If you really want change and prosperity? Learn to share. You have the resources, but evidently you lack the courage and creativity. If just a fraction of the leaders at WEF put their heads together, you could solve global problems overnight.
Until then, WEF is a con. Its job is not dialogue, or improving the state of the world. Its job is to give false hope that the billionaires and political elites care about the future of humanity, as they keep sucking our one shared Earth dry.
One thing I’ve been unable to stop thinking about is the simple fact that Luke Kemp explains in Goliath’s Curse—and that I discussed with him in a recent episode of Urgent Futures—that inequality is the root driver of collapse.
Inequality is rising all over the world, and inequality makes everyone less safe. If there’s one thing I wish the billionaire class would recognize, it’s this simple fact. They’re commitment to increasing their power is making the world more dangerous for everyone—including them.

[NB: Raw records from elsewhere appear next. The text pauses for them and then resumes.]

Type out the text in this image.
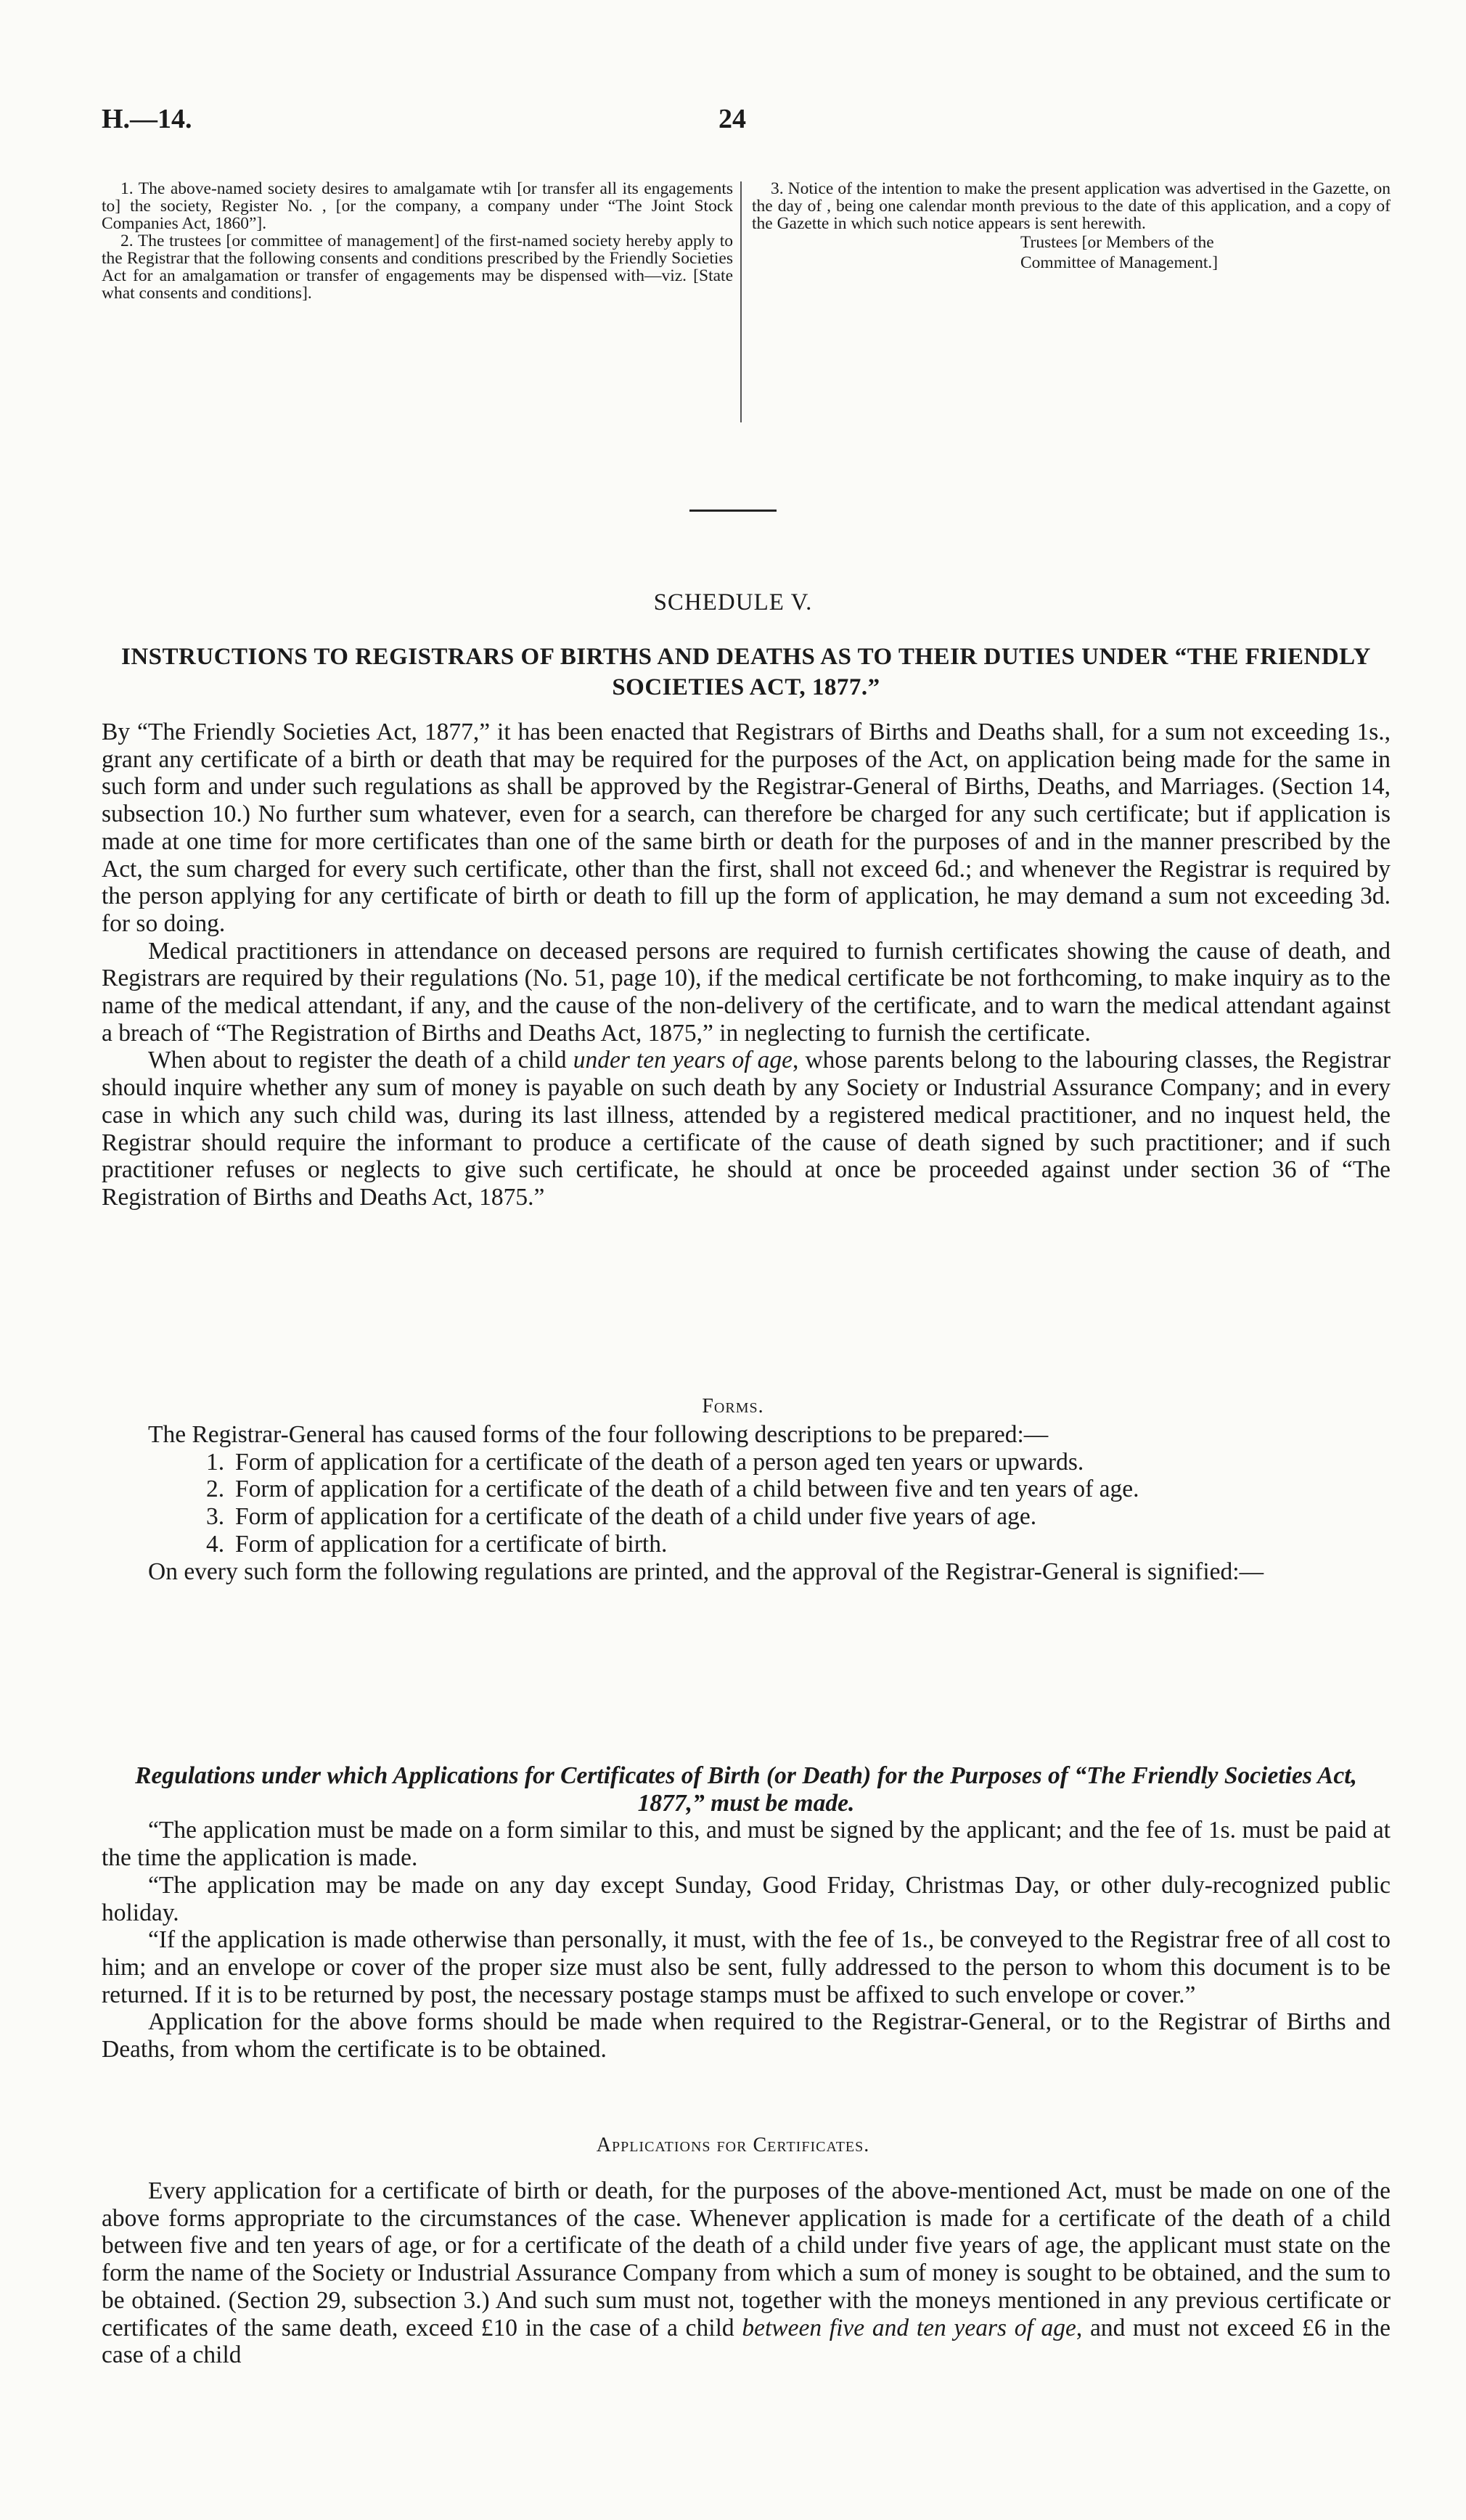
H.—14.	24

1. The above-named society desires to amalgamate wtih [or transfer all its engagements to] the society, Register No. , [or the company, a company under “The Joint Stock Companies Act, 1860”].

2. The trustees [or committee of management] of the first-named society hereby apply to the Registrar that the following consents and conditions prescribed by the Friendly Societies Act for an amalgamation or transfer of engagements may be dispensed with—viz. [State what consents and conditions].

3. Notice of the intention to make the present application was advertised in the Gazette, on the day of , being one calendar month previous to the date of this application, and a copy of the Gazette in which such notice appears is sent herewith.

Trustees [or Members of the
Committee of Management.]
SCHEDULE V.
INSTRUCTIONS TO REGISTRARS OF BIRTHS AND DEATHS AS TO THEIR DUTIES UNDER “THE FRIENDLY SOCIETIES ACT, 1877.”

By “The Friendly Societies Act, 1877,” it has been enacted that Registrars of Births and Deaths shall, for a sum not exceeding 1s., grant any certificate of a birth or death that may be required for the purposes of the Act, on application being made for the same in such form and under such regulations as shall be approved by the Registrar-General of Births, Deaths, and Marriages. (Section 14, subsection 10.) No further sum whatever, even for a search, can therefore be charged for any such certificate; but if application is made at one time for more certificates than one of the same birth or death for the purposes of and in the manner prescribed by the Act, the sum charged for every such certificate, other than the first, shall not exceed 6d.; and whenever the Registrar is required by the person applying for any certificate of birth or death to fill up the form of application, he may demand a sum not exceeding 3d. for so doing.

Medical practitioners in attendance on deceased persons are required to furnish certificates showing the cause of death, and Registrars are required by their regulations (No. 51, page 10), if the medical certificate be not forthcoming, to make inquiry as to the name of the medical attendant, if any, and the cause of the non-delivery of the certificate, and to warn the medical attendant against a breach of “The Registration of Births and Deaths Act, 1875,” in neglecting to furnish the certificate.

When about to register the death of a child under ten years of age, whose parents belong to the labouring classes, the Registrar should inquire whether any sum of money is payable on such death by any Society or Industrial Assurance Company; and in every case in which any such child was, during its last illness, attended by a registered medical practitioner, and no inquest held, the Registrar should require the informant to produce a certificate of the cause of death signed by such practitioner; and if such practitioner refuses or neglects to give such certificate, he should at once be proceeded against under section 36 of “The Registration of Births and Deaths Act, 1875.”

Forms.

The Registrar-General has caused forms of the four following descriptions to be prepared:—

1. Form of application for a certificate of the death of a person aged ten years or upwards.
2. Form of application for a certificate of the death of a child between five and ten years of age.
3. Form of application for a certificate of the death of a child under five years of age.
4. Form of application for a certificate of birth.

On every such form the following regulations are printed, and the approval of the Registrar-General is signified:—

Regulations under which Applications for Certificates of Birth (or Death) for the Purposes of “The Friendly Societies Act, 1877,” must be made.

“The application must be made on a form similar to this, and must be signed by the applicant; and the fee of 1s. must be paid at the time the application is made.

“The application may be made on any day except Sunday, Good Friday, Christmas Day, or other duly-recognized public holiday.

“If the application is made otherwise than personally, it must, with the fee of 1s., be conveyed to the Registrar free of all cost to him; and an envelope or cover of the proper size must also be sent, fully addressed to the person to whom this document is to be returned. If it is to be returned by post, the necessary postage stamps must be affixed to such envelope or cover.”

Application for the above forms should be made when required to the Registrar-General, or to the Registrar of Births and Deaths, from whom the certificate is to be obtained.

Applications for Certificates.

Every application for a certificate of birth or death, for the purposes of the above-mentioned Act, must be made on one of the above forms appropriate to the circumstances of the case. Whenever application is made for a certificate of the death of a child between five and ten years of age, or for a certificate of the death of a child under five years of age, the applicant must state on the form the name of the Society or Industrial Assurance Company from which a sum of money is sought to be obtained, and the sum to be obtained. (Section 29, subsection 3.) And such sum must not, together with the moneys mentioned in any previous certificate or certificates of the same death, exceed £10 in the case of a child between five and ten years of age, and must not exceed £6 in the case of a child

WEF could be a place where real cooperation happens, where actionable responses to wicked problems are proposed, and where the most asymmetrically-resourced of the world invest in livable futures for everyone. Billionaires and political elites have benefitted astronomically from public investment, but evidently feel no responsibility to reinvest in those publics. This doesn’t exist in a vacuum; as the saying goes, there’s no such thing as infinite growth on a finite planet. Their accumulation is driving us toward collapse—and rising authoritarianism, global heating, biodiversity loss, and social fragmentation are just a few of the byproducts we’re witnessing in real time.
We urgently need more just, equitable systems, and they could play an outsized role in building them. It’s very simple: we need systems where nobody is able to accumulate these extremes of wealth and power in the first place. Our puckish little digital graffiti is a call for all the above.